FILE PHOTO: French President Emmanuel Macron and Lebanon's President Michel Aoun wear protective face masks as they meet following Tuesday's blast in Beirut's port area, at the presidential palace in Baabda, Lebanon August 6, 2020. REUTERS/Mohamed Azakir

By John Irish and Matthias Blamont

PARIS, Sept 27 (Reuters) – French President Emmanuel Macron admonished Lebanon’s leaders on Sunday for serving their own interests ahead of their country and vowed to push ahead with efforts to prevent chaos, but appeared to have no back up plan should his initiative fail.

Lebanon’s prime minister-designate, Mustapha Adib, quit on Saturday after failing to line up a non-partisan cabinet, dealing a blow to a French plan aimed at rallying sectarian leaders to tackle the country’s crisis.

“I am ashamed of Lebanon’s political leaders,” Macron told a news conference in Paris. “The leaders did not want, clearly and resolutely, to respect the commitments made to France and the international community. They decided to betray this commitment.”

For the first time, Macron also specifically questioned the role of the heavily armed Hezbollah and the influence of Iran, saying that the group needed to lift its ambiguity on the political arena.

Adib was picked on Aug. 31 to form a cabinet after Macron’s intervention secured a consensus on naming him in a country where power is shared out between Muslims and Christians.

Under the French roadmap, the new government would take steps to tackle corruption and implement reforms needed to trigger billions of dollars of international aid to fix an economy crushed by a huge debt.

But there was deadlock over a demand by Lebanon’s two main Shi’ite groups, Amal and Hezbollah, that they name several ministers, including for finance, who will have a big role in drawing up economic rescue plans.

Macron, who also took a swipe at leading Sunni Muslim politician Saad al-Hariri, criticised both parties for blocking efforts to form a government by a mid-September deadline.

“Hezbollah can’t be at the same time an army at war with Israel, an unrestrained militia against civilians in Syria and a respectable party in Lebanon,” Macron said, adding that he saw no evidence Tehran was interfering in his initiative.

“Is it really a political party or does it proceed just in a logic dictated by Iran, and its terrorist forces?

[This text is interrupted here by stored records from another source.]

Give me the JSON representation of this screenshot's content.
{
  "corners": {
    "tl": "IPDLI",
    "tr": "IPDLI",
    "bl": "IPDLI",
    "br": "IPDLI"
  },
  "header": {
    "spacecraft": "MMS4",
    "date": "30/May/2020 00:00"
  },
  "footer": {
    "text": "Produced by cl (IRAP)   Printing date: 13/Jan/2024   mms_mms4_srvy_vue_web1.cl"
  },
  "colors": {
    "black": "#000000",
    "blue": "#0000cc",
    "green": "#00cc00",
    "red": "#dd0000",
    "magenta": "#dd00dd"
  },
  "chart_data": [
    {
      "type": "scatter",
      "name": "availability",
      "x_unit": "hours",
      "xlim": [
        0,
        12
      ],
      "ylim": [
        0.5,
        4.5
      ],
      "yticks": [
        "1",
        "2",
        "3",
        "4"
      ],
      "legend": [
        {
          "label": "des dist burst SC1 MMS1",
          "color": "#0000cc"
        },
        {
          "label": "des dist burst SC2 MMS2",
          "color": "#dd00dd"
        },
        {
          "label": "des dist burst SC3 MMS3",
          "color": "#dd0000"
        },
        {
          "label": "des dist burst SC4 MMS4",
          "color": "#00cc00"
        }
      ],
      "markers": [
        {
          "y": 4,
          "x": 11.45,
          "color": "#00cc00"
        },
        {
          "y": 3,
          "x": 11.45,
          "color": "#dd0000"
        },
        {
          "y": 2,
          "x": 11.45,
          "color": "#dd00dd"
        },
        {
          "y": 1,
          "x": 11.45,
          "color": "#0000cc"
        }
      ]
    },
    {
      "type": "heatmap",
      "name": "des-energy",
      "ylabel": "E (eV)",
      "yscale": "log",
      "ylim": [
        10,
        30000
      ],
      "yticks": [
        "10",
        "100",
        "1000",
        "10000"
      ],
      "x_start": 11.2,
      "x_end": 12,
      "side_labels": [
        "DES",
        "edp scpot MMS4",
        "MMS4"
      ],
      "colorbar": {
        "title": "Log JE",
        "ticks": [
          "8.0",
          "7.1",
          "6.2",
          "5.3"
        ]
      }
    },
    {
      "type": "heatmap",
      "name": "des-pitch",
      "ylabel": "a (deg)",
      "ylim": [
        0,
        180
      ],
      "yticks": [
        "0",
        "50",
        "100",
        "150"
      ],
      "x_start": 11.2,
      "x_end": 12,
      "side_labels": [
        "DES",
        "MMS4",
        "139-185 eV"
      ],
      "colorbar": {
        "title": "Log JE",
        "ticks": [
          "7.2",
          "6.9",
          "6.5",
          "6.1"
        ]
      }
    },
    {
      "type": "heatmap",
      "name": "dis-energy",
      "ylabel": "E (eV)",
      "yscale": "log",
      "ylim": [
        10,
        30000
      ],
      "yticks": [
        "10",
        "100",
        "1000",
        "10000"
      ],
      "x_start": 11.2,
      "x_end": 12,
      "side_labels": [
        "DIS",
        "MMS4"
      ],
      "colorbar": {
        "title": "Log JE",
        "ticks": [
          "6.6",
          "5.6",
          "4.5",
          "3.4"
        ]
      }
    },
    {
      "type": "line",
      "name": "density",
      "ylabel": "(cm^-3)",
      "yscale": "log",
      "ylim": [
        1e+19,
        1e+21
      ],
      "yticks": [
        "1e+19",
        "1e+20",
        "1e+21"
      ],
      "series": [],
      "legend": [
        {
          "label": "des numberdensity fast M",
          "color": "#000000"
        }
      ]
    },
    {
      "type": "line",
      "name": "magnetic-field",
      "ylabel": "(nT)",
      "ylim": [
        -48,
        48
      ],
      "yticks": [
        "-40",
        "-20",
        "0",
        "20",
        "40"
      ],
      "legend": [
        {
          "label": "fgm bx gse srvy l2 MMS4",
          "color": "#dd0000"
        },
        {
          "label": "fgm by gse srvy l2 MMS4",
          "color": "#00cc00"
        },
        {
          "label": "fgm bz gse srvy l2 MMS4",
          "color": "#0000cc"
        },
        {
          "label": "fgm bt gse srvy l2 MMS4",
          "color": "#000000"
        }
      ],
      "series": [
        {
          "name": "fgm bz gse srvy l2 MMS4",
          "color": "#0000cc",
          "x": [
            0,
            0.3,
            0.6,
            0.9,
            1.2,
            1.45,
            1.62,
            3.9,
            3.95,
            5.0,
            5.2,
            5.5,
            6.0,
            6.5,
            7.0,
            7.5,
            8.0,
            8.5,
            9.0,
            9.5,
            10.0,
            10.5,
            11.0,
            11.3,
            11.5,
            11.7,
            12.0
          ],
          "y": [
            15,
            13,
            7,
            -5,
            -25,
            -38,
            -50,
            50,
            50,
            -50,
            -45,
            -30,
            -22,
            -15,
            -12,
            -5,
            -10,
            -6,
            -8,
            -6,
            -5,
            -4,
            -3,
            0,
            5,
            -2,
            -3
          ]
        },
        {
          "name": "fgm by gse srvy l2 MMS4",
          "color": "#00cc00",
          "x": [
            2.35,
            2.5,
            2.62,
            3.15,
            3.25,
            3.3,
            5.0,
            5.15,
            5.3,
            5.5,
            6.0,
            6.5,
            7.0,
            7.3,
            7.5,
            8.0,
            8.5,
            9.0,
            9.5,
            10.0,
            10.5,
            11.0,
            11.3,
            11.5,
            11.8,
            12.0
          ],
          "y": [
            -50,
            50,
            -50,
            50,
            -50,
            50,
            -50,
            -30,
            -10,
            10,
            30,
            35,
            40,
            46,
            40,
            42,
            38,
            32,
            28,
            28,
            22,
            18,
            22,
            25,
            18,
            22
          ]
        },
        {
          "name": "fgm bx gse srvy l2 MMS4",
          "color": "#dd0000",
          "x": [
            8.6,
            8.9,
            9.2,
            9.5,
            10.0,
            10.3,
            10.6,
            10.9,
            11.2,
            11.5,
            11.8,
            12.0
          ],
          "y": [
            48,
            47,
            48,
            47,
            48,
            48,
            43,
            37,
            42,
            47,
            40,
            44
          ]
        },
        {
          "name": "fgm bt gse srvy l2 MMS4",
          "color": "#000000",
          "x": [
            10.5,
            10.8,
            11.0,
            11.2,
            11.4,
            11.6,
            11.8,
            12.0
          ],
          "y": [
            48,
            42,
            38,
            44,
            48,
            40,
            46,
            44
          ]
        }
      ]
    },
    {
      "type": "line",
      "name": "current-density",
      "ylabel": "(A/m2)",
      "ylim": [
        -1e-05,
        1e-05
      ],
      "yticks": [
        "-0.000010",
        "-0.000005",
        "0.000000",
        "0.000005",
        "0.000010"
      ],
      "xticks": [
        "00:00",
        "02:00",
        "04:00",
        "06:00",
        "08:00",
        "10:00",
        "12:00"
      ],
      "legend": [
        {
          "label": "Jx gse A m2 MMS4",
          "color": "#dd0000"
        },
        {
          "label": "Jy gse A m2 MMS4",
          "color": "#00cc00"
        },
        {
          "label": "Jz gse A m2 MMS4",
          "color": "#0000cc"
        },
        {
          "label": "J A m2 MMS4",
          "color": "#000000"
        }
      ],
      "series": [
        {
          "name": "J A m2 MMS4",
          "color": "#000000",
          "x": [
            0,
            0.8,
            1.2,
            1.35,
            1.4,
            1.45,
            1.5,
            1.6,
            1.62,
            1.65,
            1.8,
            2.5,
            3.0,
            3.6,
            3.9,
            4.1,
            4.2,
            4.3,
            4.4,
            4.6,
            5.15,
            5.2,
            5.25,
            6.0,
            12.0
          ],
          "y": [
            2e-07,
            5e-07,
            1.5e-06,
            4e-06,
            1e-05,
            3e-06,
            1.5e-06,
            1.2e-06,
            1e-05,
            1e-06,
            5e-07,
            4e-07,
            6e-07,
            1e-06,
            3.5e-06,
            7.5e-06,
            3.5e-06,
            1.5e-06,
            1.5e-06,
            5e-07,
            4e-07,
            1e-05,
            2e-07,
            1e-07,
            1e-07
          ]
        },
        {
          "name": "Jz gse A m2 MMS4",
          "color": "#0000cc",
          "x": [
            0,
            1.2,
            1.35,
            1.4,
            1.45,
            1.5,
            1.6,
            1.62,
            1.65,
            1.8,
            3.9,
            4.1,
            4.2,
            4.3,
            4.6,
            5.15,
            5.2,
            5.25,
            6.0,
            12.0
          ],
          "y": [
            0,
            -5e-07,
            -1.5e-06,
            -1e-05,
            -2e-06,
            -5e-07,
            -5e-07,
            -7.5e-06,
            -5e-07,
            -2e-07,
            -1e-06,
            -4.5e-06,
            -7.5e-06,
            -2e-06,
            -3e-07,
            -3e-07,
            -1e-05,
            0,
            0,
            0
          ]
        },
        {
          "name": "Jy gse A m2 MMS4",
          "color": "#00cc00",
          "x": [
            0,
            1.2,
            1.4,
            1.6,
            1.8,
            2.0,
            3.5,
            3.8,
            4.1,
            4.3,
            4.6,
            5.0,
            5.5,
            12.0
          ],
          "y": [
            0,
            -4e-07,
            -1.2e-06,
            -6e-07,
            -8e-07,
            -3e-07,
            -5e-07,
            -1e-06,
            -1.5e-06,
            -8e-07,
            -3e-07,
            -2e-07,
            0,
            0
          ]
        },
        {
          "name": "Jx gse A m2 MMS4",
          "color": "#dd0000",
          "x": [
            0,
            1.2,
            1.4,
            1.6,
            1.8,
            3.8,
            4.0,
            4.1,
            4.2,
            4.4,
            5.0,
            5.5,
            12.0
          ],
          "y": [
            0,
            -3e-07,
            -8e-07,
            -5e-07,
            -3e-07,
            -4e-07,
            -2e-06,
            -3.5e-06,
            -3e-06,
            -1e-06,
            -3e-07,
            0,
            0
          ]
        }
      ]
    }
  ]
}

I want us to see if in the next few weeks something is possible. I’m not naive.”

Macron said he would convene international partners within 20 days to assess where his efforts stood and hold an aid conference by the end of October.

Describing the events of the last few days as a betrayal, he said political leaders had chosen “to deliver Lebanon to the game of foreign powers”, destabilising the region further.

He warned them that they had 4-6 weeks to play ball. When asked whether sanctions were on the table, he said he would only consider them at a later stage in conjunction with other powers because he could not see their use for now.

“This is a system of terror. This system is no longer advancing and a few dozen people are bringing down a country and its people,” Macron said. “The French initiative will persist. My commitment … will not falter.”